The morning briefing: lost retirement pots and advice vs advice

Hello and welcome to your Morning Briefing on Thursday, October 27, 2022. To receive it each morning in your inbox, click here.

Value of lost retirement pots

The value of lost pension pots has risen by £7billion in four years.

This means the total value of lost retirement pots has reached £26.6billion, with three million pots currently unmatched to their owner.

This is according to a study carried out by the Pension Policy Institute (PPI).

Advice vs guidance

Amid the tidal wave of Westminster headlines this month, news from the Financial Conduct Authority caught my eye.

The regulator said it was working with The Investing and Saving Alliance and the Association of British Insurers to try to find examples of areas where the difference in advice and guidance is problematic.

He says the border is an issue that has come up over the years.

quote of the day

The tenth anniversary of auto-enrollment is a good time to evolve eligibility criteria, which means more people could benefit in the future.

Gail Izat, Office Manager at Standard Life, comments on the DWP statistics marking ten years of automatic enrollment.

Stat Attack

According to a study by Canada Life, the United Kingdom’s state pension is divided, with the majority believing that it is not generous enough.


Of the British people believe that the state pension is not generous enough


Said it’s ‘just right’


Saidi is ‘too generous’


Majority of over 55s don’t think that’s generous enough

A third

On the other hand, only a third of 18-34 year olds agree with this statement

A half

35-54 do just as well


of respondents are against the idea of ​​using life expectancy to calculate state pension income


The most popular option among the British public was to allow people to apply for the state pension earlier, with 46% of respondents in favor of this option, even if it meant accepting a reduced rate.


The average state pension test was also unpopular with just 27 per cent voting in favor of the idea

Source: Canada Life

YOU Asset Management has strengthened its investment team with three senior recruitments.

Nick Heath recently joined the team as Client Relationship Manager. Reporting directly to CEO Derrick Dunne, he will be responsible for executing YOU’s business development strategy and identifying opportunities to drive its customer value proposition.

Chris Ayton is also joining the firm as fund manager, reporting to Chief Investment Officer Shane Balkham. Ayton will manage YOU’s range of model portfolios and multi-asset mixed funds alongside Cormac Nevin and Shane Balkham. He will particularly focus on UK, emerging global and European equities, as well as property and real estate assets.

Additionally, Kira Parker is joining as Head of Investment Administration, also reporting to CEO Derrick Dunne. Parker will oversee the day-to-day business requirements of YOU and the company’s investment administration team.

Standard Life, part of the Phoenix Group, has promoted Kunal Sood to managing director of defined benefit solutions and reinsurance.

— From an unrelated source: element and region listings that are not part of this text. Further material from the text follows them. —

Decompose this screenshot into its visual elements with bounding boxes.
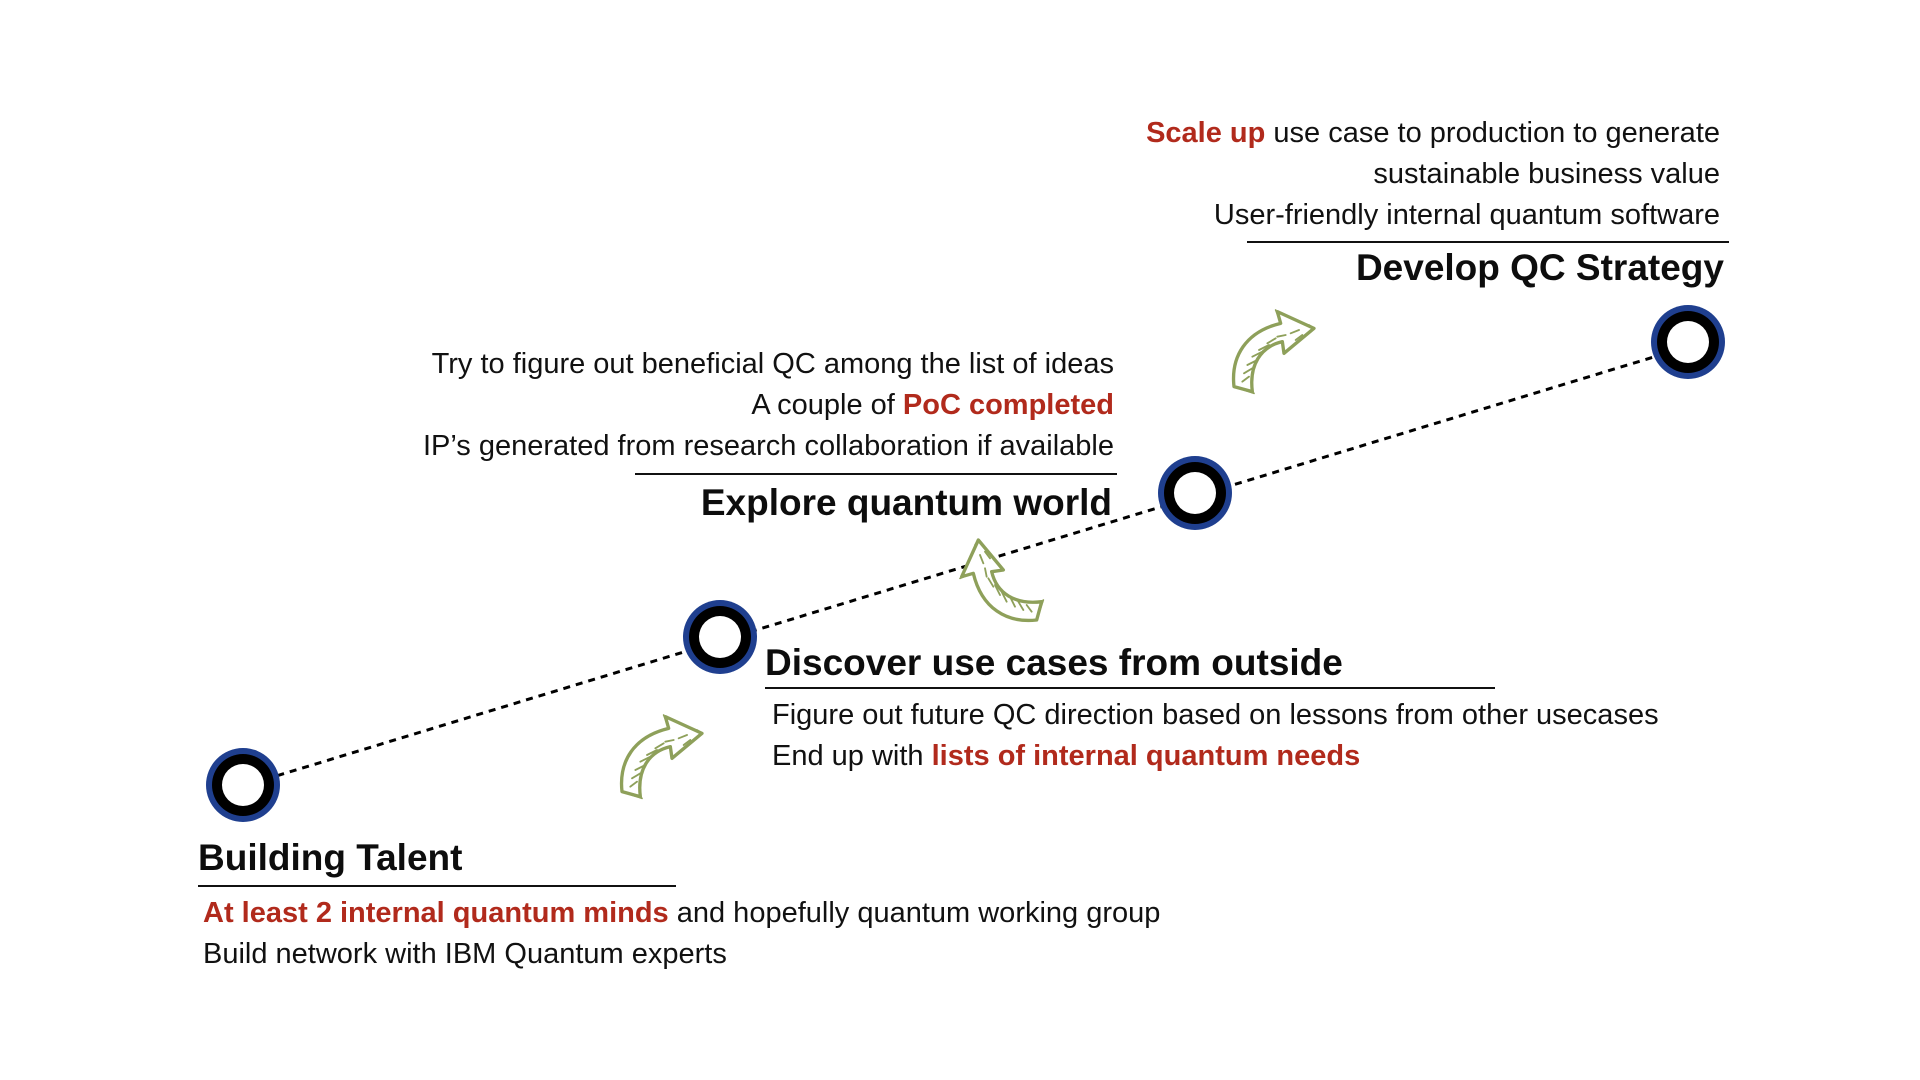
description-line: At least 2 internal quantum minds and ho… — [203, 893, 1160, 934]
description-line: Build network with IBM Quantum experts — [203, 938, 727, 970]
highlight-text: lists of internal quantum needs — [931, 740, 1361, 772]
stage-description-explore-quantum: Try to figure out beneficial QC among th… — [372, 344, 1114, 467]
stage-divider — [635, 473, 1117, 475]
description-line: IP’s generated from research collaborati… — [422, 430, 1114, 462]
line-text: and hopefully quantum working group — [668, 897, 1161, 929]
line-text: End up with — [772, 740, 932, 772]
description-line: User-friendly internal quantum software — [1213, 199, 1720, 231]
stage-title-building-talent: Building Talent — [198, 837, 463, 878]
stage-description-discover-use-cases: Figure out future QC direction based on … — [772, 695, 1659, 777]
description-line: Figure out future QC direction based on … — [772, 699, 1659, 731]
stage-description-develop-strategy: Scale up use case to production to gener… — [1080, 113, 1720, 236]
progress-path-line — [239, 347, 1681, 789]
curved-arrow-icon — [619, 713, 704, 801]
description-line: Try to figure out beneficial QC among th… — [431, 348, 1114, 380]
description-line: A couple of PoC completed — [372, 385, 1114, 426]
milestone-node-2 — [683, 600, 757, 674]
description-line: Scale up use case to production to gener… — [1080, 113, 1720, 154]
stage-divider — [1247, 241, 1729, 243]
stage-title-develop-strategy: Develop QC Strategy — [1355, 247, 1724, 288]
stage-description-building-talent: At least 2 internal quantum minds and ho… — [203, 893, 1160, 975]
stage-title-discover-use-cases: Discover use cases from outside — [765, 642, 1343, 683]
highlight-text: PoC completed — [902, 389, 1114, 421]
highlight-text: At least 2 internal quantum minds — [203, 897, 669, 929]
line-text: use case to production to generate — [1265, 117, 1720, 149]
stage-divider — [198, 885, 676, 887]
stage-title-explore-quantum: Explore quantum world — [700, 482, 1112, 523]
highlight-text: Scale up — [1146, 117, 1266, 149]
milestone-node-3 — [1158, 456, 1232, 530]
line-text: A couple of — [751, 389, 903, 421]
stage-divider — [765, 687, 1495, 689]
description-line: End up with lists of internal quantum ne… — [772, 736, 1659, 777]
milestone-node-1 — [206, 748, 280, 822]
description-line: sustainable business value — [1373, 158, 1720, 190]
milestone-node-4 — [1651, 305, 1725, 379]
curved-arrow-icon — [958, 538, 1046, 623]
curved-arrow-icon — [1231, 308, 1316, 396]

He was previously Head of Reinsurance and Structuring.

Sood will be responsible for driving the growth of Standard Life’s market-leading BPA business.

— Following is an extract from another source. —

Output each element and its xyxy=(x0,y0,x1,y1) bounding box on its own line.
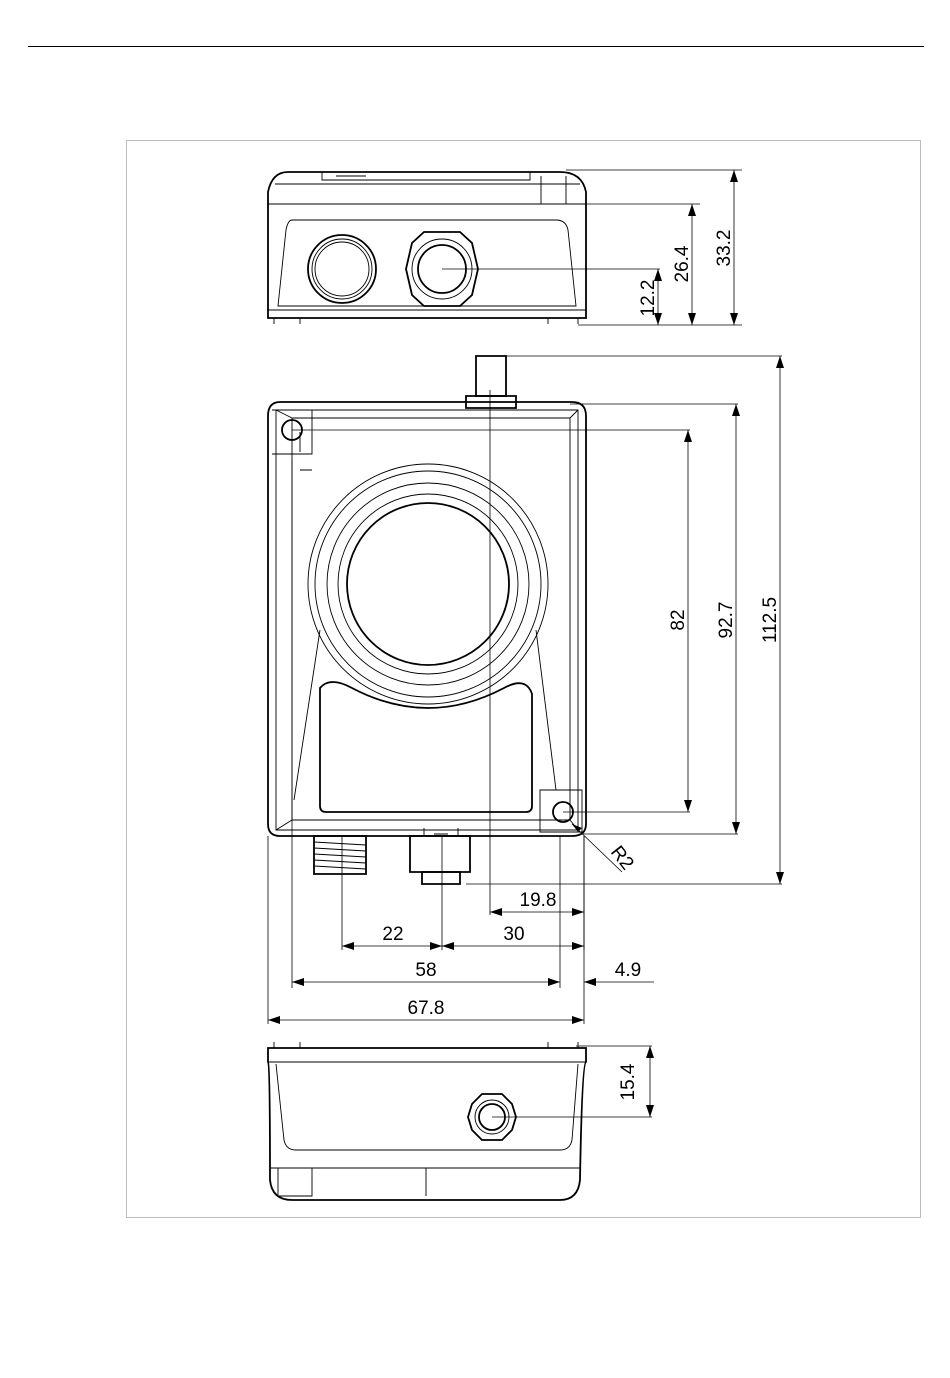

Justin Grainger has also been promoted, taking up his new role as chief commercial finance officer where he will manage the group’s £46billion annuity book.

He was previously Managing Director of Defined Benefit Solutions.

By the way

Can Gary Gensler solve all the problems in American finance? (The Economist)

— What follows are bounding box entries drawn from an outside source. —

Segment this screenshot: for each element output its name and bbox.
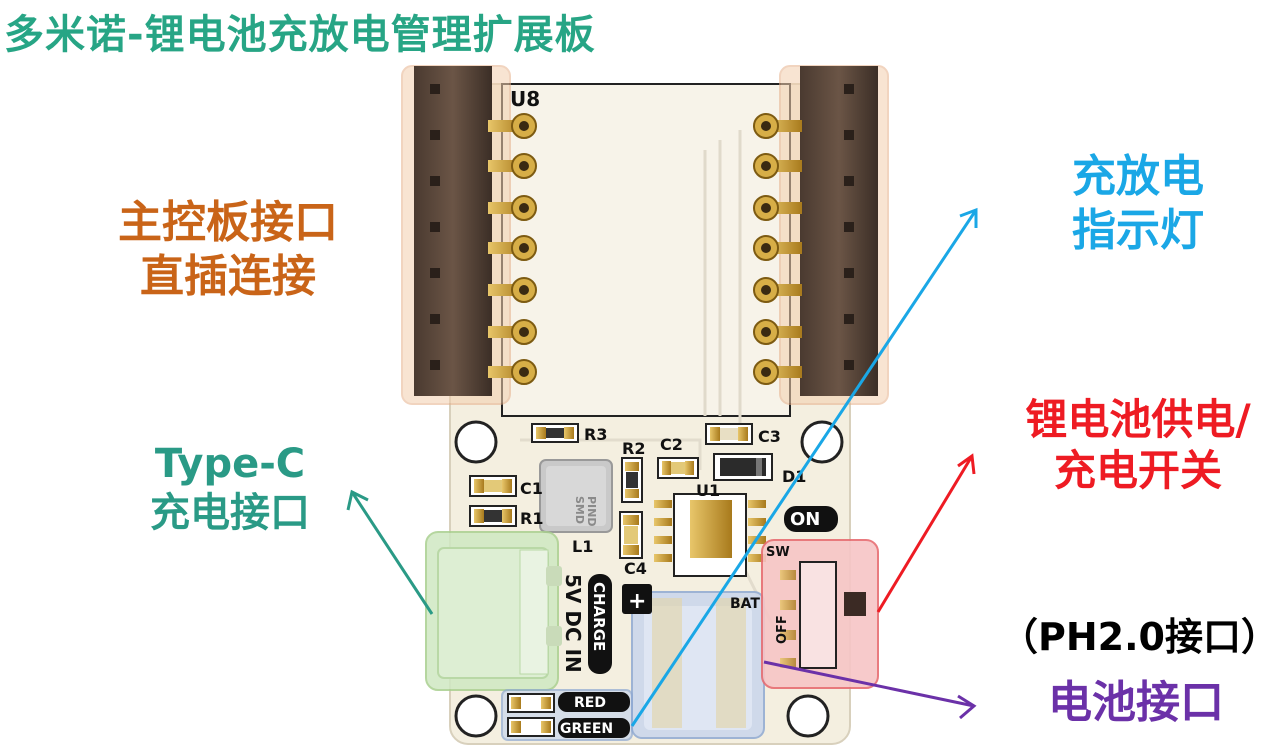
inductor-l1: [539, 459, 613, 533]
silk-charge: CHARGE: [590, 582, 608, 651]
silk-green: GREEN: [560, 721, 613, 737]
silk-plus: +: [628, 589, 646, 614]
arrow-typec: [350, 491, 434, 615]
silk-c3: C3: [758, 427, 781, 446]
silk-red: RED: [574, 695, 606, 711]
power-switch: [761, 506, 879, 689]
callout-battery: 电池接口: [1048, 677, 1224, 728]
silk-sw: SW: [766, 545, 790, 560]
typec-connector: [425, 531, 562, 691]
arrow-led: [630, 209, 978, 727]
callout-switch: 锂电池供电/ 充电开关: [988, 394, 1280, 496]
silk-bat: BAT: [730, 596, 760, 612]
callout-typec: Type-C 充电接口: [110, 440, 350, 538]
callout-host-connector: 主控板接口 直插连接: [78, 196, 378, 303]
mounting-holes: [454, 420, 844, 738]
indicator-leds: [501, 689, 633, 741]
smd-components: [469, 423, 773, 559]
page-title: 多米诺-锂电池充放电管理扩展板: [4, 12, 596, 58]
arrow-battery: [763, 660, 975, 708]
callout-typec-line1: Type-C: [154, 441, 306, 487]
silk-c1: C1: [520, 479, 543, 498]
callout-host-line2: 直插连接: [140, 250, 316, 302]
callout-arrows: [346, 207, 978, 727]
silk-dcin: 5V DC IN: [561, 574, 585, 673]
silk-on: ON: [790, 509, 820, 530]
silk-l1: L1: [572, 537, 593, 556]
silk-c2: C2: [660, 435, 683, 454]
arrow-switch: [876, 455, 974, 613]
callout-switch-line2: 充电开关: [1053, 446, 1222, 496]
callout-switch-line1: 锂电池供电/: [1025, 395, 1251, 444]
silk-r3: R3: [584, 425, 607, 444]
ic-u1: [654, 493, 766, 577]
silk-u8: U8: [510, 87, 540, 111]
callout-ph-note: （PH2.0接口）: [1000, 615, 1279, 659]
silk-smd: SMD: [573, 496, 586, 524]
callout-led: 充放电 指示灯: [1018, 150, 1258, 257]
battery-connector: [622, 584, 765, 739]
callout-led-line2: 指示灯: [1072, 204, 1204, 256]
silkscreen-labels: U8 R3 C2 C3 R2 C1 R1 U1 D1 L1 C4 SMD PIN…: [510, 87, 820, 737]
charge-badge: [588, 574, 612, 674]
silk-c4: C4: [624, 559, 647, 578]
callout-led-line1: 充放电: [1072, 151, 1204, 202]
left-header-connector: [401, 65, 537, 405]
callout-host-line1: 主控板接口: [118, 197, 338, 248]
right-header-connector: [753, 65, 889, 405]
silk-pind: PIND: [585, 496, 598, 527]
callout-typec-line2: 充电接口: [150, 489, 310, 536]
silk-r2: R2: [622, 439, 645, 458]
silk-off: OFF: [775, 615, 790, 644]
silk-u1: U1: [696, 481, 720, 500]
silk-r1: R1: [520, 509, 543, 528]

Aegon is selling its Dutch operations to ASR in a $4.9 billion deal (Reuters)

Cost of living crisis: Stop the Squeeze calls on the wealthiest to ‘pay their fair share’ of taxes (The Guardian)

Have you seen?

The government has announced that it will delay the budget statement and will now issue a full autumn statement on November 17.

A Posting on Twitter Treasury said it would contain the UK’s medium-term budget plan and the forecast from the Office for Budget Responsibility.

It was originally due to take place on Monday October 31, but Chancellor Jeremy Hunt has confirmed it will be moved.

In an interview with ITV News he said: “My number one priority is economic stability and restoring confidence that the UK is a country that is paying its way.

“For this reason, the medium-term budget plan is extremely important. I want to confirm that it will show that the debt will decrease over the medium term, which is very important for people to understand.

“It is also extremely important that this statement be based on the most accurate economic forecasts and public finance forecasts possible.”